La consommation de viande d’animaux sauvages connaît une forte progression en Afrique centrale, portée principalement par la croissance rapide des populations urbaines. Selon une étude relayée le 19 mai 2026 par la Wildlife Conservation Society (WCS), cette consommation a augmenté d’environ 50 % entre 2000 et 2022, suscitant de vives inquiétudes sur l’avenir de la biodiversité dans la région.

L’étude, dirigée par le CIFOR-ICRAF et coécrite par plusieurs chercheurs affiliés à la WCS, s’appuie sur l’analyse des données de plus de 12 000 ménages répartis au Cameroun, en République centrafricaine, en République démocratique du Congo, en Guinée équatoriale, au Gabon et en République du Congo.

Selon les conclusions publiées, la consommation annuelle de viande sauvage est passée d’environ 730 000 tonnes en 2000 à 1,1 million de tonnes en 2022.

Une menace croissante pour la biodiversité

Pour la WCS, cette hausse de la demande, notamment dans les centres urbains, entraîne une pression de chasse devenue insoutenable pour de nombreuses espèces animales.

« La demande croissante de viande de brousse dans les zones urbaines entraîne des niveaux de chasse non durables, menaçant à la fois la faune sauvage et la sécurité alimentaire des communautés rurales », souligne l’organisation.

L’étude précise également que la consommation de viande sauvage représente aujourd’hui une menace directe pour 31 % des mammifères, oiseaux, reptiles et amphibiens déjà menacés d’extinction dans la région.

Parmi les espèces les plus touchées figurent notamment les crocodiles nains du bassin du Congo, régulièrement transportés vivants depuis les zones forestières reculées vers les marchés urbains afin de préserver la fraîcheur de leur viande.

Des risques sanitaires également évoqués

Au-delà des conséquences environnementales, les chercheurs alertent aussi sur les risques sanitaires liés aux interactions entre les humains et les animaux sauvages.

Alors qu’une épidémie d’Ebola sévit actuellement dans l’est de la République démocratique du Congo, cette étude ravive les inquiétudes autour des maladies zoonotiques, transmissibles de l’animal à l’homme, comme la Covid-19 ou Ebola.

L’épidémie d’Ebola de 2014 en Afrique de l’Ouest avait déjà été associée à des contacts avec des animaux sauvages.

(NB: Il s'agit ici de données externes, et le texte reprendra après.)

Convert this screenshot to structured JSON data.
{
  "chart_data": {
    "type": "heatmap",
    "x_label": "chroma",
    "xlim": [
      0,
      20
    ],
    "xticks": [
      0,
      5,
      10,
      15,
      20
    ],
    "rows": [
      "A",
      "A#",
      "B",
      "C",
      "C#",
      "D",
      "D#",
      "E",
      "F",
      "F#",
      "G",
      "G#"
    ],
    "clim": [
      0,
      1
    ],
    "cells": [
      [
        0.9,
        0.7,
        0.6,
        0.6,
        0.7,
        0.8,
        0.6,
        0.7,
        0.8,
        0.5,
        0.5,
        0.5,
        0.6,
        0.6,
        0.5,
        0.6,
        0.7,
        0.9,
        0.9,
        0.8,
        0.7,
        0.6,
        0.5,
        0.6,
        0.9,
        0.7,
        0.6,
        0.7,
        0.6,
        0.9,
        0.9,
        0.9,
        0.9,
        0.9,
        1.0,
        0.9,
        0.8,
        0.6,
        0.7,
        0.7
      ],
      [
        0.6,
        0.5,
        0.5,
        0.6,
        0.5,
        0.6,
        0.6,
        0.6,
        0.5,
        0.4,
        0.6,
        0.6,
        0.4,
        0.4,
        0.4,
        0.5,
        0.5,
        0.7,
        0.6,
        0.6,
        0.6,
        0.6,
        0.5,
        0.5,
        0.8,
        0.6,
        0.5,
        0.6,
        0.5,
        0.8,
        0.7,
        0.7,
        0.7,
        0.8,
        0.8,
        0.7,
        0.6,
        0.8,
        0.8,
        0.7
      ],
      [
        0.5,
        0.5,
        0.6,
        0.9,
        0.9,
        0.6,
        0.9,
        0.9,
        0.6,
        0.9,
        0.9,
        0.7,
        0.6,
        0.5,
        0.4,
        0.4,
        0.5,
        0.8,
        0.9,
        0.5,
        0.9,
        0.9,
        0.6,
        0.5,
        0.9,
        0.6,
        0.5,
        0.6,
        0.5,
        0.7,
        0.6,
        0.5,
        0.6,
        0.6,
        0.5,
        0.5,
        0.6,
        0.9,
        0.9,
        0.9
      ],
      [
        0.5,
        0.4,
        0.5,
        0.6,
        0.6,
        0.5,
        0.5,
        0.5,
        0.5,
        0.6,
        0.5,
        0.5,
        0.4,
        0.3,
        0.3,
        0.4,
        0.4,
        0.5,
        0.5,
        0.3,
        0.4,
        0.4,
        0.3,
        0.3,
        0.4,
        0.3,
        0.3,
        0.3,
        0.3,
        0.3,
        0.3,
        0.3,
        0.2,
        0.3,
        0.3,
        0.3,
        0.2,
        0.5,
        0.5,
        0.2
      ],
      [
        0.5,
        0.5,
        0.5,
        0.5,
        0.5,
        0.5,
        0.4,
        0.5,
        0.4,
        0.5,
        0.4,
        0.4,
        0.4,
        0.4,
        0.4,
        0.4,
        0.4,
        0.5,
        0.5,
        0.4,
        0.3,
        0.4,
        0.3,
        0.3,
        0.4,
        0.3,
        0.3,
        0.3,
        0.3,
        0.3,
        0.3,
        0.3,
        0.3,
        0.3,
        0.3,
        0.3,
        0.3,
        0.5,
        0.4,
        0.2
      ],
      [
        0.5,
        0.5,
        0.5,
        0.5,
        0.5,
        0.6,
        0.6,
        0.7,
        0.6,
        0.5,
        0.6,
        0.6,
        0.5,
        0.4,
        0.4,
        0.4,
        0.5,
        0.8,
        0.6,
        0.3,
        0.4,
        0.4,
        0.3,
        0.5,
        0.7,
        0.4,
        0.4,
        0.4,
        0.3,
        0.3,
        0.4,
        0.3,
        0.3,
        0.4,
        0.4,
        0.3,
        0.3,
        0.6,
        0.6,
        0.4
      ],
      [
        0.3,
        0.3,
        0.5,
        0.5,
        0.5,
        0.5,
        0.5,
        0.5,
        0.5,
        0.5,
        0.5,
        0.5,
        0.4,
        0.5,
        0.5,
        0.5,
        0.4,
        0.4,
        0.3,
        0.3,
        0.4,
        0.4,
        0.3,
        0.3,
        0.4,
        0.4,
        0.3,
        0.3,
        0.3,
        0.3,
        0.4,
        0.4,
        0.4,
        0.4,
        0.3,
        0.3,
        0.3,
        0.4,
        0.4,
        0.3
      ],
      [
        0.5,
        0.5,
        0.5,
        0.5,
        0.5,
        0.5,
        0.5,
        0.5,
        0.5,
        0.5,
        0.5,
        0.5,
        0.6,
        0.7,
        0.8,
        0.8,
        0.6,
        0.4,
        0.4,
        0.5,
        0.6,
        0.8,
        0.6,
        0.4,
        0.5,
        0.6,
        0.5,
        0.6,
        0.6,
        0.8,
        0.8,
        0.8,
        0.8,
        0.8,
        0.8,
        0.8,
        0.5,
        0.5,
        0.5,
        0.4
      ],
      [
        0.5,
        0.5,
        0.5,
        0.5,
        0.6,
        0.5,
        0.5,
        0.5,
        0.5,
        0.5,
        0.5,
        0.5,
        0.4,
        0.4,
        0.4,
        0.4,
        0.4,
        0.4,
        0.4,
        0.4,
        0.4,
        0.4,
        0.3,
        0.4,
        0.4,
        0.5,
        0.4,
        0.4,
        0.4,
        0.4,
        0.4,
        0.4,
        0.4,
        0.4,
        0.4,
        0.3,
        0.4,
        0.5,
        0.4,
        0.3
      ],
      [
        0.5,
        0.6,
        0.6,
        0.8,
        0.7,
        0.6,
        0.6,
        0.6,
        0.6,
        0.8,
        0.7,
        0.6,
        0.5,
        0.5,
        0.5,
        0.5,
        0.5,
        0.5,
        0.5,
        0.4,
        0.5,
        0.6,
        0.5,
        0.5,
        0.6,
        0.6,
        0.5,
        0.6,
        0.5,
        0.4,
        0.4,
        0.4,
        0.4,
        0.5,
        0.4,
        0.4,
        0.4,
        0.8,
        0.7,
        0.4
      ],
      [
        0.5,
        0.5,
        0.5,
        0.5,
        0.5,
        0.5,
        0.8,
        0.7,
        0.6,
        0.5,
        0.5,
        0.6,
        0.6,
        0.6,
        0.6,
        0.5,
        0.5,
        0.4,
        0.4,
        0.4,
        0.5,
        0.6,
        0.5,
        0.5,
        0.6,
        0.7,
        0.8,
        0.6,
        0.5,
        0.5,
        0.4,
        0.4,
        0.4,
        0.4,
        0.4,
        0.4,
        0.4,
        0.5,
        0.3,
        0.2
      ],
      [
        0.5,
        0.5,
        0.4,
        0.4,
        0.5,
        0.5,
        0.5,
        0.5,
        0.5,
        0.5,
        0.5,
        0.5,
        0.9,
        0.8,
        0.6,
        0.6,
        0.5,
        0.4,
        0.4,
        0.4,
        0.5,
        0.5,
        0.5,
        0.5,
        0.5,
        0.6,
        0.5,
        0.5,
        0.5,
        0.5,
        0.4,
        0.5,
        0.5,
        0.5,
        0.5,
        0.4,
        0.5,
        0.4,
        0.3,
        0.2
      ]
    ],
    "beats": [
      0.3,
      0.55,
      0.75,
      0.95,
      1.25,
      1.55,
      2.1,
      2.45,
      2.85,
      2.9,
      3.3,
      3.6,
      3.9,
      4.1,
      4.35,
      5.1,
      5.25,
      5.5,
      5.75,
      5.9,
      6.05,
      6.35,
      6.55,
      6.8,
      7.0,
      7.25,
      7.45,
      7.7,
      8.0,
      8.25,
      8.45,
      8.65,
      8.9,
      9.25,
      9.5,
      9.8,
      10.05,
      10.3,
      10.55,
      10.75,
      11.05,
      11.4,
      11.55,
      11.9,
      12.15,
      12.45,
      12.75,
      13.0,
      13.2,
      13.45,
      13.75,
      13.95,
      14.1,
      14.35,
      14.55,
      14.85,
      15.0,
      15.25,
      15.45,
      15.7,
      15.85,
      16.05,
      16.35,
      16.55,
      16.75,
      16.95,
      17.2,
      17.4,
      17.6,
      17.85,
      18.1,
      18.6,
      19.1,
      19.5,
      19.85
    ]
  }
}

Dans un communiqué relayé par Mongabay, Germain Mavah, coordinateur de programme à la WCS, estime que ces conclusions traduisent une menace grandissante aussi bien dans les zones rurales qu’urbaines.

Vers des alternatives durables

Pour les auteurs de l’étude, la viande sauvage demeure profondément ancrée dans les habitudes socio-économiques des populations d’Afrique centrale.

« La consommation de viande sauvage fait partie intégrante du tissu socio-économique de l’Afrique centrale », a déclaré Mattia Bessone, écologiste à l’université de Constance en Allemagne et auteur principal de l’étude.

Face à cette situation, les chercheurs recommandent le développement de filières alternatives de protéines, notamment l’aviculture et la pêche, ainsi que la création de nouvelles opportunités économiques pour les populations vivant du commerce de viande sauvage.

Les experts estiment que seule une approche combinant protection de la biodiversité, sécurité alimentaire et solutions économiques durables permettra de réduire durablement la pression exercée sur la faune sauvage dans le bassin du Congo.